I am was familiar with this philosopher's name for a while without knowing too much about his philosophy. I liked the quote above, so I Googled up his name and started reading. Interestingly enough, the Wikipedia article stated that some people consider Kierkegaard as the "Father of Existentialism". I didn't read that much before I got the connection with existentialism from my recent reading of Sartre.

I still couldn't explain existentialism even after having read Sartre and acted in some of the Theater of the Absurd dramas. I do know I'm interested in the same things that the purported Existentialist philosopher's write about. I enjoy reading their opinions without feeling emotionally met for the doing of it. It's just a rap. It's merely something to say when performing speech seems required at the moment.

I seem to have moved to some spot in my thinking where I take everything I'm gonna say from my audience's projections about themselves.

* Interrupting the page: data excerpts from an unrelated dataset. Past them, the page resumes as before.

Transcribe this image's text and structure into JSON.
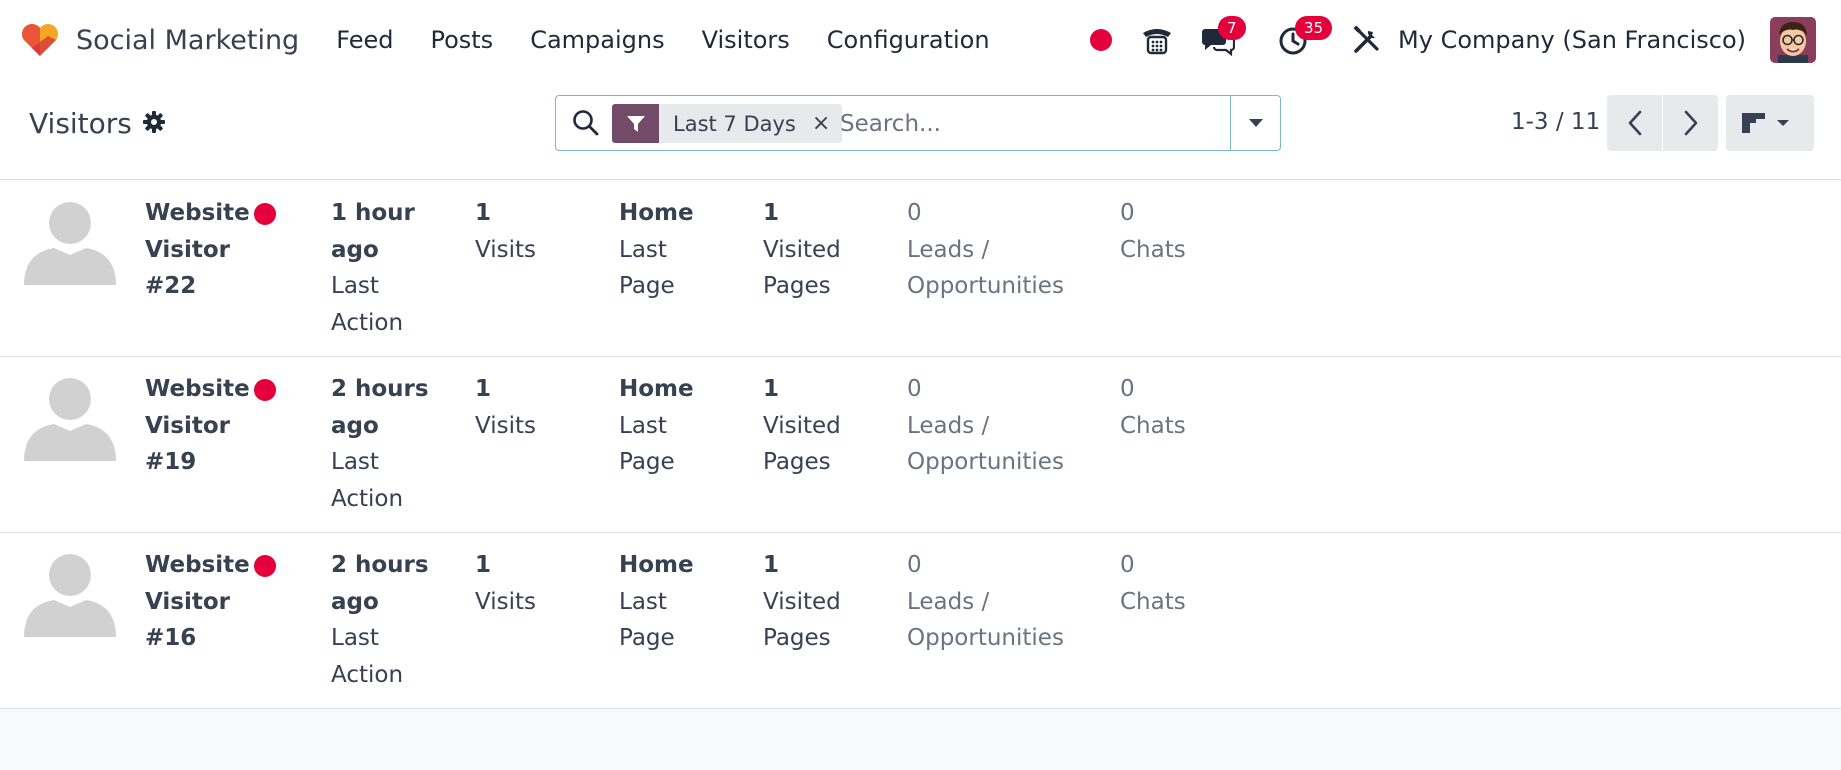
{
  "app": {
    "name": "Social Marketing",
    "menu": [
      "Feed",
      "Posts",
      "Campaigns",
      "Visitors",
      "Configuration"
    ]
  },
  "systray": {
    "messages_count": "7",
    "activities_count": "35",
    "company": "My Company (San Francisco)"
  },
  "control_panel": {
    "title": "Visitors",
    "facet_label": "Last 7 Days",
    "facet_remove": "×",
    "search_placeholder": "Search...",
    "pager": "1-3 / 11"
  },
  "records": [
    {
      "name_line1": "Website",
      "name_line2": "Visitor",
      "name_line3": "#22",
      "last_action_value_1": "1 hour",
      "last_action_value_2": "ago",
      "last_action_label_1": "Last",
      "last_action_label_2": "Action",
      "visits_value": "1",
      "visits_label": "Visits",
      "page_value": "Home",
      "page_label_1": "Last",
      "page_label_2": "Page",
      "visited_value": "1",
      "visited_label_1": "Visited",
      "visited_label_2": "Pages",
      "leads_value": "0",
      "leads_label_1": "Leads /",
      "leads_label_2": "Opportunities",
      "chats_value": "0",
      "chats_label": "Chats"
    },
    {
      "name_line1": "Website",
      "name_line2": "Visitor",
      "name_line3": "#19",
      "last_action_value_1": "2 hours",
      "last_action_value_2": "ago",
      "last_action_label_1": "Last",
      "last_action_label_2": "Action",
      "visits_value": "1",
      "visits_label": "Visits",
      "page_value": "Home",
      "page_label_1": "Last",
      "page_label_2": "Page",
      "visited_value": "1",
      "visited_label_1": "Visited",
      "visited_label_2": "Pages",
      "leads_value": "0",
      "leads_label_1": "Leads /",
      "leads_label_2": "Opportunities",
      "chats_value": "0",
      "chats_label": "Chats"
    },
    {
      "name_line1": "Website",
      "name_line2": "Visitor",
      "name_line3": "#16",
      "last_action_value_1": "2 hours",
      "last_action_value_2": "ago",
      "last_action_label_1": "Last",
      "last_action_label_2": "Action",
      "visits_value": "1",
      "visits_label": "Visits",
      "page_value": "Home",
      "page_label_1": "Last",
      "page_label_2": "Page",
      "visited_value": "1",
      "visited_label_1": "Visited",
      "visited_label_2": "Pages",
      "leads_value": "0",
      "leads_label_1": "Leads /",
      "leads_label_2": "Opportunities",
      "chats_value": "0",
      "chats_label": "Chats"
    }
  ],
  "colors": {
    "brand_primary": "#714b67",
    "online_status": "#e4003a",
    "badge": "#e4003a"
  },
  "icons": [
    "heart-logo-icon",
    "status-dot-icon",
    "phone-icon",
    "chat-icon",
    "clock-icon",
    "tools-icon",
    "gear-icon",
    "search-icon",
    "filter-icon",
    "caret-down-icon",
    "chevron-left-icon",
    "chevron-right-icon",
    "kanban-view-icon",
    "default-avatar-icon"
  ]
}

I don't actually have "to know" very much specific data to carry on as if I do. I really do. It's just not about me. It's about and for the other.

I get them to tell me what they like and/or dislike about practically anything, and thereby gnow what they like and/or dislike about themselves. How could I not? If the other seems like a politically oriented person I ask them to tell me what they like about their party's major figure. Then, I ask them to tell me what they don't like about the other party's figurehead. Asking them to tell me what they like or dislike about Bill Clinton and Ronald Reagan have worked well for the last decade or so.

The way this works is one of the most paradoxical abstractions I'm aware of. It is what it's not, and it's not what it is. With the question being: Do you really want somebody like me to gnow what you like and dislike about your own person better than you do?

If I were to ask you what you liked and didn't like about anything, much less your views on politicians, whatever you described, either yea or nay, would be about who-you-think-you-would-be.... if and only if... you were them instead of you. You're not them instead of you. They're not you instead of being themselves. They don't do what they do for your reasons nor you for their reasons.

So, what's the big deal you might ask. The big deal is that 99.44% of homo sapiens don't realize in real ti-me that they're projecting their own idea of themselves on to and upon the behavior of other people. They don't "bring it on home to Jesus", as it were.

Al Pacino asks in one of his movie roles, "Are you talking to me? Are YOU talking to ME?" Confronting a real-life criminal (like the one in the role Pacino was playing in that movie) is not a good time to realize that you have betrayed your own cause by projecting your own unseemly careactoristics upon a "wiseguy".

To prevent that from happening is not an easy task. First of all, you gotta realize what you're doing in real-time. Most people never get beyond this initial step in the process. They identify with their own idea of themselves too tightly to be able to stand back from their personality and see it for what it is. It's something they created themselves that they have to take responsibility for or the jig is up. Taking responsibility for the persona you created yo'self by haphazardly adopting a nebulous group of previously existing rules of conscience is a somethingness most people rather not go toe-to-toe with for either love nor money.

The recognition of the self that's also you as others "see" you, requires that you find something in yourself that you didn't create or originate like you did your persona. There is not much of it to be found in any case. When you see just how much baggage you have to wade through to find it, you'll realize just how prolific an artist you've been. The needle in the haystack you're looking for is what the other sees you as, that you don't see yourself as. It's a bit tricky to figure out. Besides, what the other sees as the real you to them, that you don't see as you at all, is surely a "self" of your's just as much as the Self that you think the real you is.